Appendix A. Projection Methodology: Expenditures of Public Degree-Granting Postsecondary Institutions

One current-fund expenditure model and one educational and general expenditure model were estimated for each of two types of degree-granting institutions—public 4-year and public 2-year. Projections are presented for public institutions only, because financial surveys of private institutions have been redesigned and there are not enough data to model with the new accounting method.

The degree-granting institution econometric models were selected on the basis of their statistical properties, such as the coefficients of determination (R2), the t-statistics of the variables, the Durbin-Watson statistic, and residual plots. These econometric models will yield good forecasting results only if the relationships that existed among the variables in the past continue throughout the projection period.

Degree-Granting Institutions Expenditure Models

Similar econometric models were developed for the two types of public institutions, 4-year and 2-year. Each of the models presented here contains variables measuring at least two of the following three factors historically associated with the level of expenditures: (1) the state of the economy; (2) the inflation rate; and (3) enrollments. Revenues of state and local governments per capita were used to measure the state of the economy, and a dummy for years with inflation rates greater than 8 percent was used in the models for public 4-year institutions. In each model, an enrollment variable was included.

For each dependent variable, a number of alternative specifications were examined. In each case, the choice of the final specification was made after considering such factors as the coefficients of determination, the t-statistics of the variables, residual plots, and expost mean absolute percentage errors. The final specification of each model has the dependent variables and some of the independent variables as first differences.

Public 4-Year Institutions Expenditure Models

The public 4-year institutions current-fund expenditure model is:

DPUTCUR4t = b0 + b1DDSTREVt + b2DPUFTE4t + b3DUMMYt

where:

DPUTCUR4t is the change from the year t-1 to year t in current-fund expenditures per student in full-time-equivalent (FTE) enrollment in public 4-year institutions in constant 1982–84 dollars;

DDSTREVt is the change from the year t-2 to year t-1 in the sum of personal tax and nontax receipts for state and local governments and indirect business taxes and tax accruals, excluding property taxes, for state and local governments, per capita, in constant 1982–84 dollars;

DPUFTE4t is the change from the year t-1 to year t in FTE enrollment in public 4-year institutions in thousands of students; and

DUMMYt is a dummy variable equaling 1 if the inflation rate in year t is greater than 8 percent and 0 otherwise.

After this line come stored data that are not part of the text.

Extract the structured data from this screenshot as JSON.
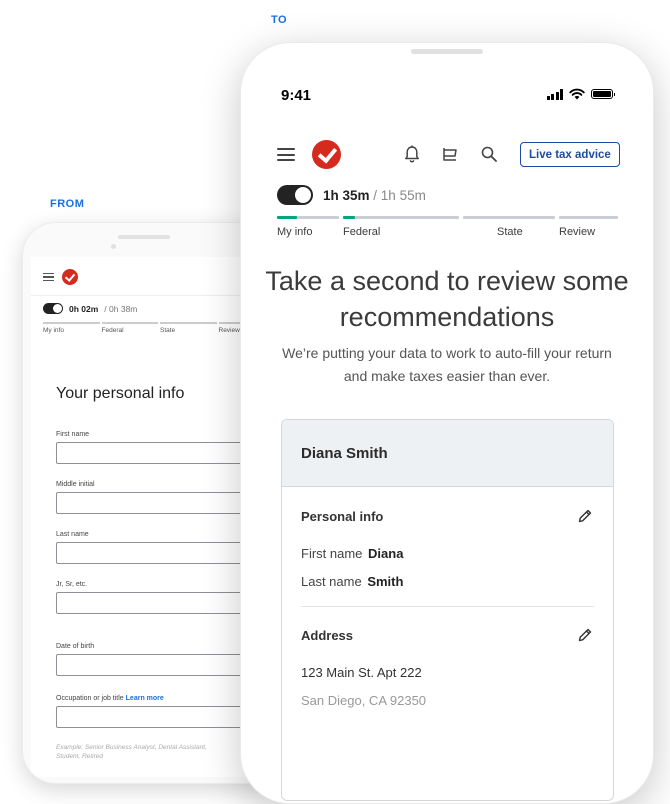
{
  "labels": {
    "from": "FROM",
    "to": "TO"
  },
  "from_screen": {
    "timer_elapsed": "0h 02m",
    "timer_total": "/ 0h 38m",
    "steps": [
      "My info",
      "Federal",
      "State",
      "Review"
    ],
    "title": "Your personal info",
    "fields": [
      {
        "label": "First name"
      },
      {
        "label": "Middle initial"
      },
      {
        "label": "Last name"
      },
      {
        "label": "Jr, Sr, etc."
      },
      {
        "label": "Date of birth"
      },
      {
        "label": "Occupation or job title",
        "link": "Learn more"
      }
    ],
    "example_text": "Example: Senior Business Analyst, Dental Assistant, Student, Retired"
  },
  "to_screen": {
    "status_time": "9:41",
    "live_button": "Live tax advice",
    "timer_elapsed": "1h 35m",
    "timer_total": "/ 1h 55m",
    "steps": [
      {
        "label": "My info",
        "progress": 0.33
      },
      {
        "label": "Federal",
        "progress": 0.1
      },
      {
        "label": "State",
        "progress": 0
      },
      {
        "label": "Review",
        "progress": 0
      }
    ],
    "headline": "Take a second to review some recommendations",
    "subtext": "We’re putting your data to work to auto-fill your return and make taxes easier than ever.",
    "card": {
      "name": "Diana Smith",
      "personal_title": "Personal info",
      "first_name_label": "First name",
      "first_name_value": "Diana",
      "last_name_label": "Last name",
      "last_name_value": "Smith",
      "address_title": "Address",
      "address_line1": "123 Main St. Apt 222",
      "address_line2": "San Diego, CA 92350"
    },
    "colors": {
      "accent": "#0aa37f",
      "brand": "#d52b1e",
      "link": "#1e4c9a"
    }
  }
}
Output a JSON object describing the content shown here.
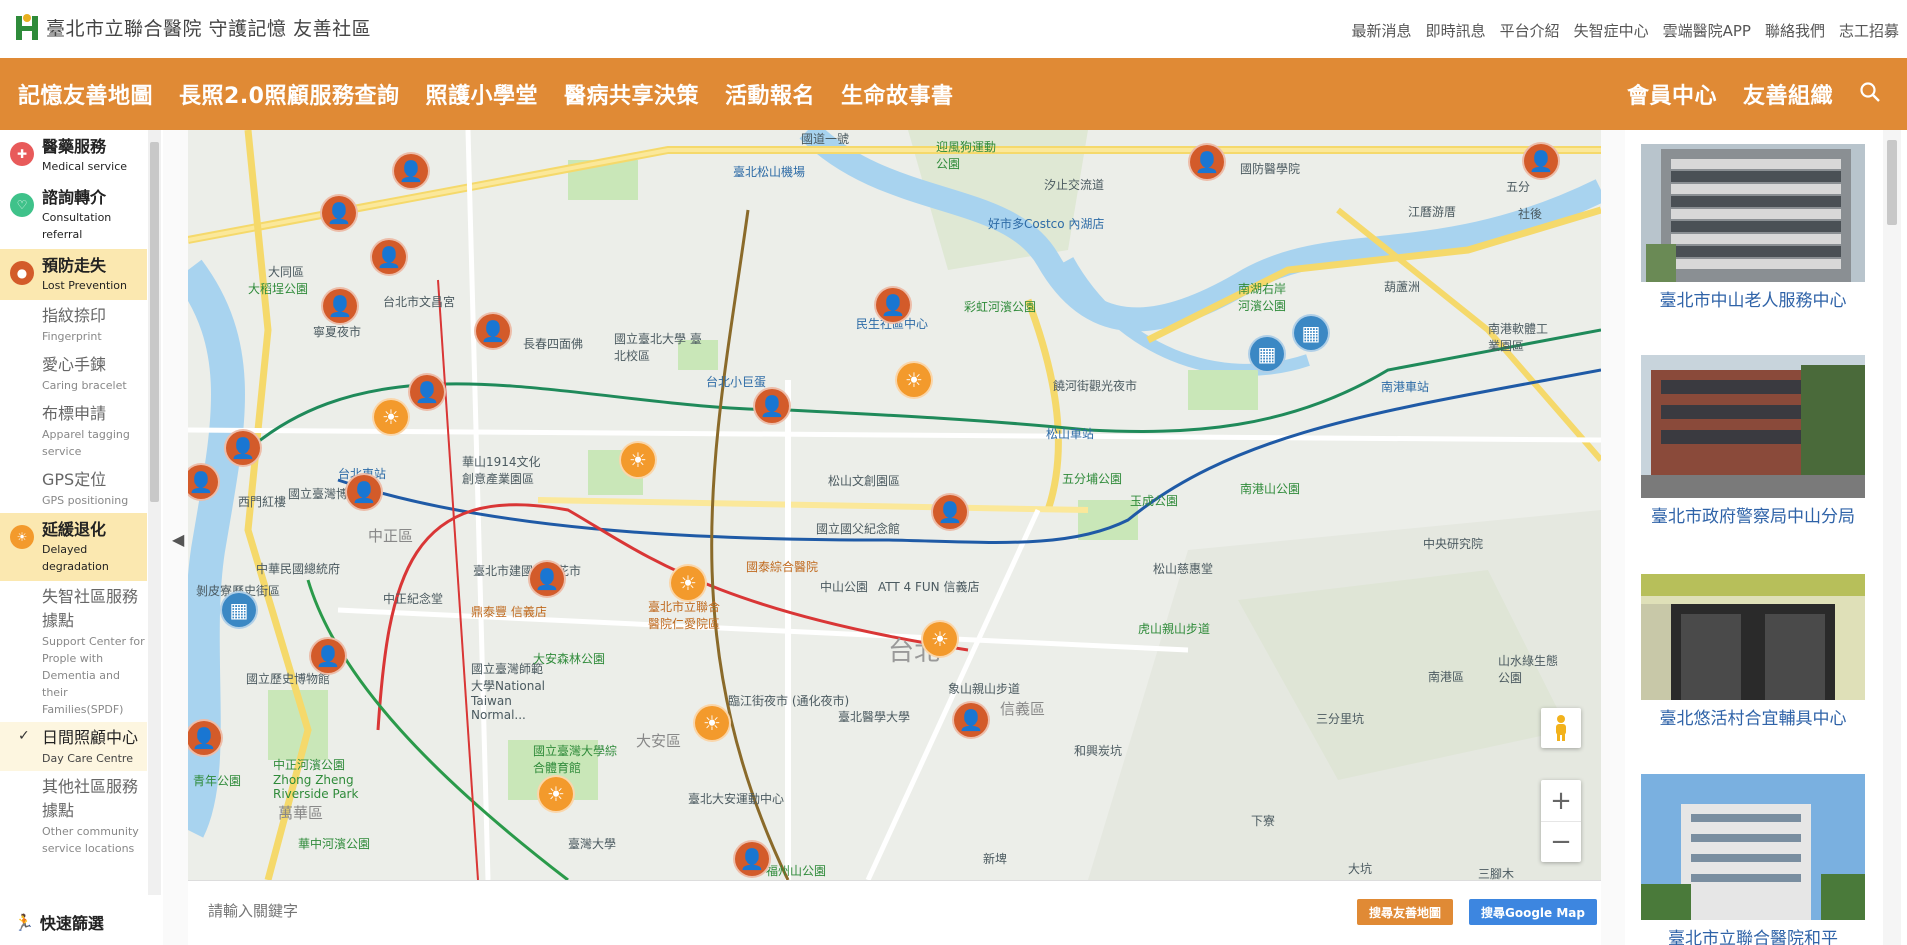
{
  "header": {
    "logo_letter": "H",
    "title": "臺北市立聯合醫院 守護記憶 友善社區",
    "links": [
      "最新消息",
      "即時訊息",
      "平台介紹",
      "失智症中心",
      "雲端醫院APP",
      "聯絡我們",
      "志工招募"
    ]
  },
  "nav": {
    "left": [
      "記憶友善地圖",
      "長照2.0照顧服務查詢",
      "照護小學堂",
      "醫病共享決策",
      "活動報名",
      "生命故事書"
    ],
    "right": [
      "會員中心",
      "友善組織"
    ]
  },
  "sidebar": {
    "categories": [
      {
        "zh": "醫藥服務",
        "en": "Medical service",
        "color": "#e85a5a",
        "active": false,
        "subs": []
      },
      {
        "zh": "諮詢轉介",
        "en": "Consultation referral",
        "color": "#3fc28a",
        "active": false,
        "subs": []
      },
      {
        "zh": "預防走失",
        "en": "Lost Prevention",
        "color": "#d35b2a",
        "active": true,
        "subs": [
          {
            "zh": "指紋捺印",
            "en": "Fingerprint"
          },
          {
            "zh": "愛心手鍊",
            "en": "Caring bracelet"
          },
          {
            "zh": "布標申請",
            "en": "Apparel tagging service"
          },
          {
            "zh": "GPS定位",
            "en": "GPS positioning"
          }
        ]
      },
      {
        "zh": "延緩退化",
        "en": "Delayed degradation",
        "color": "#f39a2c",
        "active": true,
        "subs": [
          {
            "zh": "失智社區服務據點",
            "en": "Support Center for Prople with Dementia and their Families(SPDF)",
            "checked": false
          },
          {
            "zh": "日間照顧中心",
            "en": "Day Care Centre",
            "checked": true
          },
          {
            "zh": "其他社區服務據點",
            "en": "Other community service locations",
            "checked": false
          }
        ]
      }
    ],
    "quick_filter": "快速篩選"
  },
  "map": {
    "labels": [
      "國道一號",
      "臺北松山機場",
      "迎風狗運動公園",
      "國防醫學院",
      "五分",
      "社後",
      "江曆游厝",
      "汐止交流道",
      "葫蘆洲",
      "南港軟體工業園區",
      "好市多Costco 內湖店",
      "大同區",
      "大稻埕公園",
      "台北市文昌宮",
      "寧夏夜市",
      "長春四面佛",
      "國立臺北大學 臺北校區",
      "民生社區中心",
      "彩虹河濱公園",
      "南湖右岸河濱公園",
      "台北車站",
      "國立臺灣博物館",
      "台北小巨蛋",
      "饒河街觀光夜市",
      "松山車站",
      "南港車站",
      "華山1914文化創意產業園區",
      "松山文創園區",
      "五分埔公園",
      "玉成公園",
      "南港山公園",
      "中正區",
      "國立國父紀念館",
      "中央研究院",
      "臺北市建國假日花市",
      "國泰綜合醫院",
      "中山公園",
      "ATT 4 FUN 信義店",
      "松山慈惠堂",
      "中華民國總統府",
      "剝皮寮歷史街區",
      "中正紀念堂",
      "鼎泰豐 信義店",
      "臺北市立聯合醫院仁愛院區",
      "台北",
      "虎山親山步道",
      "國立歷史博物館",
      "國立臺灣師範大學National Taiwan Normal...",
      "大安森林公園",
      "臨江街夜市 (通化夜市)",
      "象山親山步道",
      "信義區",
      "南港區",
      "山水綠生態公園",
      "中正河濱公園 Zhong Zheng Riverside Park",
      "國立臺灣大學綜合體育館",
      "大安區",
      "臺北醫學大學",
      "和興炭坑",
      "三分里坑",
      "臺北大安運動中心",
      "臺灣大學",
      "福州山公園",
      "下寮",
      "新埤",
      "大坑",
      "三腳木",
      "青年公園",
      "萬華區",
      "西門紅樓",
      "華中河濱公園"
    ]
  },
  "search": {
    "placeholder": "請輸入關鍵字",
    "btn_friendly": "搜尋友善地圖",
    "btn_google": "搜尋Google Map"
  },
  "cards": [
    {
      "title": "臺北市中山老人服務中心"
    },
    {
      "title": "臺北市政府警察局中山分局"
    },
    {
      "title": "臺北悠活村合宜輔具中心"
    },
    {
      "title": "臺北市立聯合醫院和平"
    }
  ],
  "colors": {
    "brand": "#e08a35",
    "link": "#2f63a8",
    "person_pin": "#d35b2a",
    "sun_pin": "#f39a2c",
    "building_pin": "#3b88c4"
  }
}
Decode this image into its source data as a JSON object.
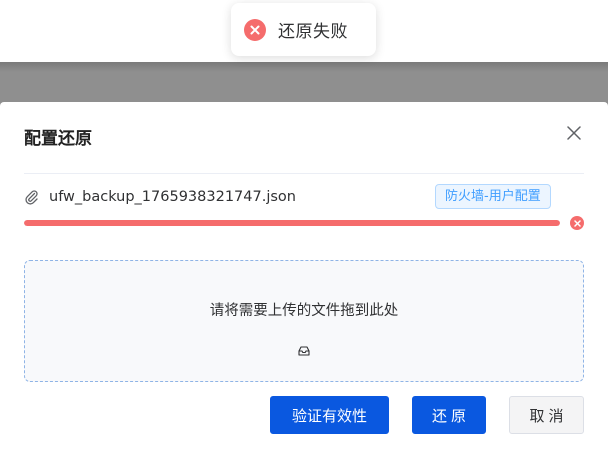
{
  "toast": {
    "message": "还原失败",
    "icon": "error-circle-icon",
    "color": "#f56c6c"
  },
  "dialog": {
    "title": "配置还原",
    "close_icon": "close-icon",
    "file": {
      "name": "ufw_backup_1765938321747.json",
      "icon": "paperclip-icon",
      "tag": "防火墙-用户配置",
      "progress": 1.0,
      "status": "error",
      "status_color": "#f56c6c"
    },
    "dropzone": {
      "text": "请将需要上传的文件拖到此处",
      "icon": "inbox-icon"
    },
    "buttons": {
      "validate_label": "验证有效性",
      "restore_label": "还原",
      "cancel_label": "取消"
    },
    "colors": {
      "primary": "#0a58e0",
      "tag_text": "#409eff"
    }
  }
}
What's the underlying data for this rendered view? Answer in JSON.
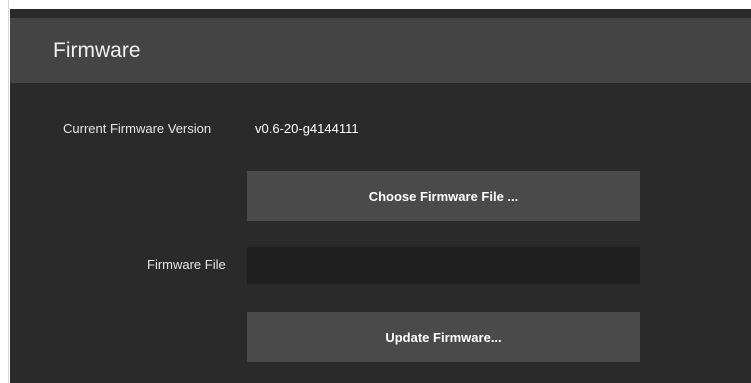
{
  "panel": {
    "title": "Firmware"
  },
  "current_version": {
    "label": "Current Firmware Version",
    "value": "v0.6-20-g4144111"
  },
  "choose_button": {
    "label": "Choose Firmware File ..."
  },
  "firmware_file": {
    "label": "Firmware File",
    "value": ""
  },
  "update_button": {
    "label": "Update Firmware..."
  },
  "colors": {
    "panel_background": "#2a2a2a",
    "header_background": "#444444",
    "button_background": "#4a4a4a",
    "field_background": "#1f1f1f",
    "text": "#ffffff"
  }
}
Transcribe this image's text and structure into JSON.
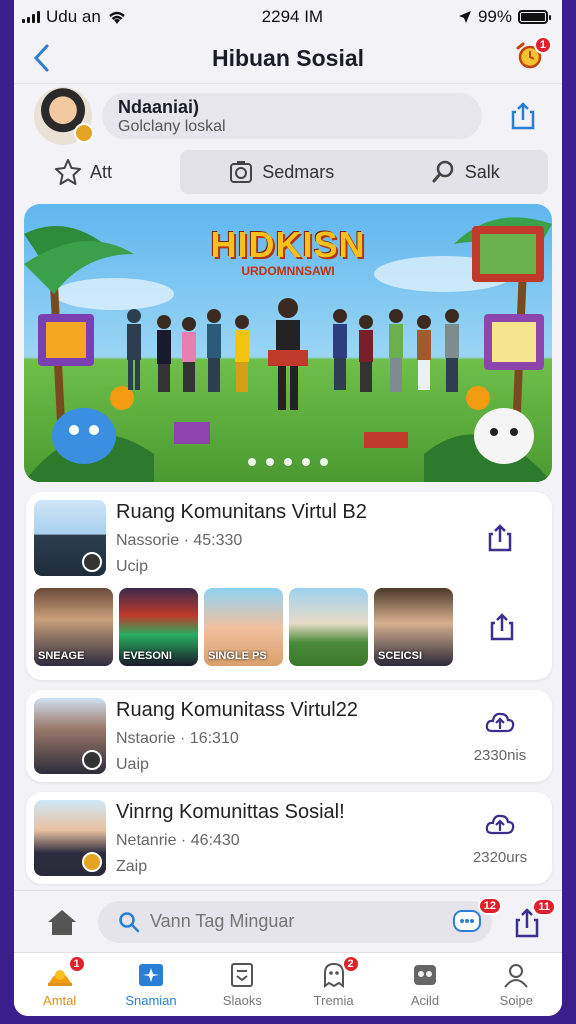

This model and the other econometric models were estimated using a sample period from 1968–69 to 2000–01. Ordinary least squares was used to estimate all the public institution models.

The results for this model are in table A19. Each variable affects current-fund expenditures in a logical fashion. The more revenues that state and local governments receive, the more expenditures they can make for public institutions of higher education. In a year with high inflation (DUMMY equals 1), current-fund expenditures in constant dollars are lower than they would have been otherwise. The more students in public 4-year institutions, the less money is available to be spent per student.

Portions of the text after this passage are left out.